Les mensonges par omission ou les vérités tues délibérément ne manquent pas, qu’il s’agisse de de Gaulle ou d’autres monstres sacrés de l’histoire politique française :
« Le 13 août, la SFIO a tenu un congrès qui est surtout une sorte de sacre du grand rescapé des camps de la mort, Léon Blum. » p.199
Mais comme il est écrit sur le site du CRIF il y a Buchenwald et Buchenwald. Blum a été interné dans une petite maison forestière de 1943 à 1945, à quelques centaines de mètres du véritable camp. Il avait à sa disposition des livres et la radio. Il se maria en 1943 devant un notaire de Weimar. Cela, Lacouture ne le mentionne pas.

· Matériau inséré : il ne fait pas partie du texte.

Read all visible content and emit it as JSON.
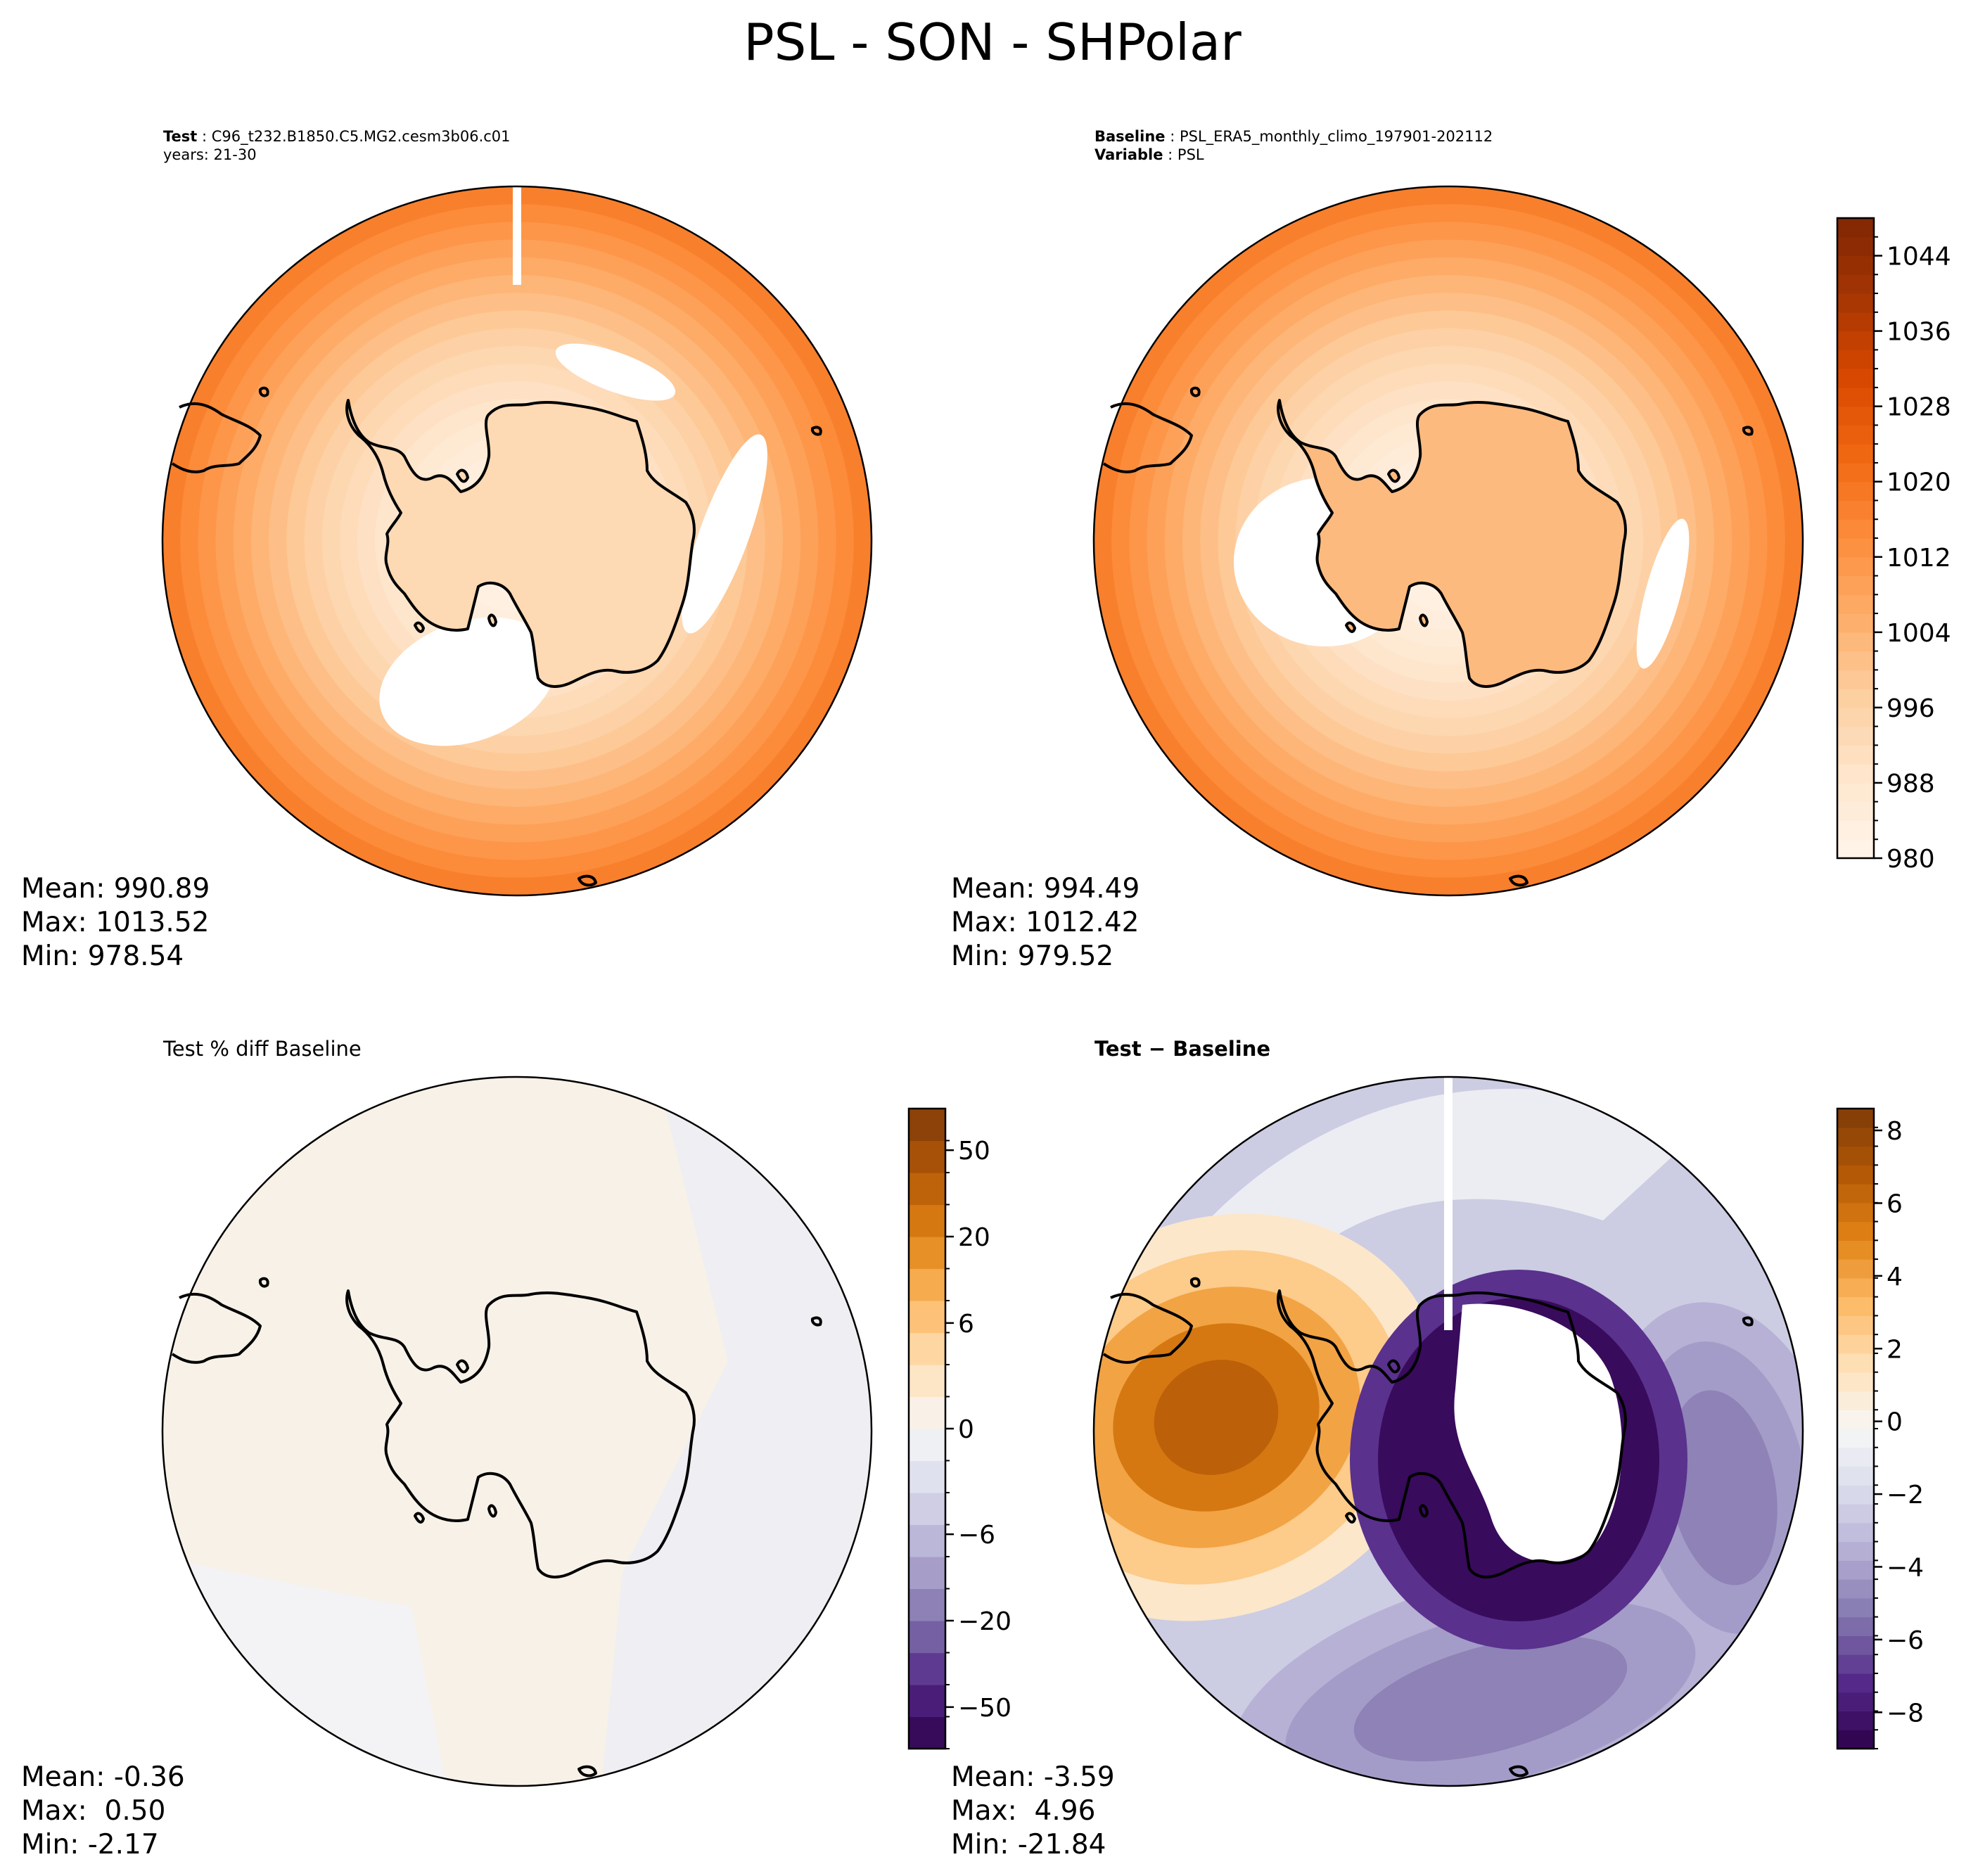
{
  "figure": {
    "title": "PSL - SON - SHPolar"
  },
  "colors": {
    "orange_scale": [
      "#fff5eb",
      "#fee6ce",
      "#fdd0a2",
      "#fdae6b",
      "#fd8d3c",
      "#f16913",
      "#d94801",
      "#a63603",
      "#7f2704"
    ],
    "diverging_scale": [
      "#2d004b",
      "#542788",
      "#8073ac",
      "#b2abd2",
      "#d8daeb",
      "#f7f7f7",
      "#fee0b6",
      "#fdb863",
      "#e08214",
      "#b35806",
      "#7f3b08"
    ],
    "coastline": "#000000"
  },
  "panels": {
    "test": {
      "case_label": "Test",
      "case_value": "C96_t232.B1850.C5.MG2.cesm3b06.c01",
      "years": "years: 21-30",
      "stats": {
        "mean": "Mean: 990.89",
        "max": "Max: 1013.52",
        "min": "Min: 978.54"
      }
    },
    "baseline": {
      "case_label": "Baseline",
      "case_value": "PSL_ERA5_monthly_climo_197901-202112",
      "var_label": "Variable",
      "var_value": "PSL",
      "stats": {
        "mean": "Mean: 994.49",
        "max": "Max: 1012.42",
        "min": "Min: 979.52"
      }
    },
    "pct_diff": {
      "title": "Test % diff Baseline",
      "stats": {
        "mean": "Mean: -0.36",
        "max": "Max:  0.50",
        "min": "Min: -2.17"
      }
    },
    "diff": {
      "title_a": "Test",
      "title_sep": " − ",
      "title_b": "Baseline",
      "stats": {
        "mean": "Mean: -3.59",
        "max": "Max:  4.96",
        "min": "Min: -21.84"
      }
    }
  },
  "chart_data": [
    {
      "type": "heatmap",
      "projection": "south-polar-stereographic",
      "panel": "Test",
      "colorbar": "shared with Baseline",
      "stats": {
        "mean": 990.89,
        "max": 1013.52,
        "min": 978.54
      }
    },
    {
      "type": "heatmap",
      "projection": "south-polar-stereographic",
      "panel": "Baseline",
      "colorbar": {
        "range": [
          980,
          1048
        ],
        "ticks": [
          980,
          988,
          996,
          1004,
          1012,
          1020,
          1028,
          1036,
          1044
        ],
        "tick_labels": [
          "980",
          "988",
          "996",
          "1004",
          "1012",
          "1020",
          "1028",
          "1036",
          "1044"
        ],
        "levels": 34,
        "colormap": "orange"
      },
      "stats": {
        "mean": 994.49,
        "max": 1012.42,
        "min": 979.52
      }
    },
    {
      "type": "heatmap",
      "projection": "south-polar-stereographic",
      "panel": "Test % diff Baseline",
      "colorbar": {
        "ticks": [
          -50,
          -20,
          -6,
          0,
          6,
          20,
          50
        ],
        "tick_labels": [
          "−50",
          "−20",
          "−6",
          "0",
          "6",
          "20",
          "50"
        ],
        "levels": 20,
        "colormap": "diverging purple-orange"
      },
      "stats": {
        "mean": -0.36,
        "max": 0.5,
        "min": -2.17
      }
    },
    {
      "type": "heatmap",
      "projection": "south-polar-stereographic",
      "panel": "Test − Baseline",
      "colorbar": {
        "range": [
          -9,
          8.6
        ],
        "ticks": [
          -8,
          -6,
          -4,
          -2,
          0,
          2,
          4,
          6,
          8
        ],
        "tick_labels": [
          "−8",
          "−6",
          "−4",
          "−2",
          "0",
          "2",
          "4",
          "6",
          "8"
        ],
        "levels": 34,
        "colormap": "diverging purple-orange"
      },
      "stats": {
        "mean": -3.59,
        "max": 4.96,
        "min": -21.84
      }
    }
  ]
}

La chose était connue, nombre d’historiens l’ont mentionnée. Blum décrit lui-même dans un courrier son menu de réveillon : « potage de tomates, croustades de viande hachée sur lit de coquillettes et tarte au chocolat. » La publication des lettres de Blum, dans lesquelles figure ce menu, ne date il est vrai que de 2003, elles sont ultérieures à l’ouvrage de Lacouture.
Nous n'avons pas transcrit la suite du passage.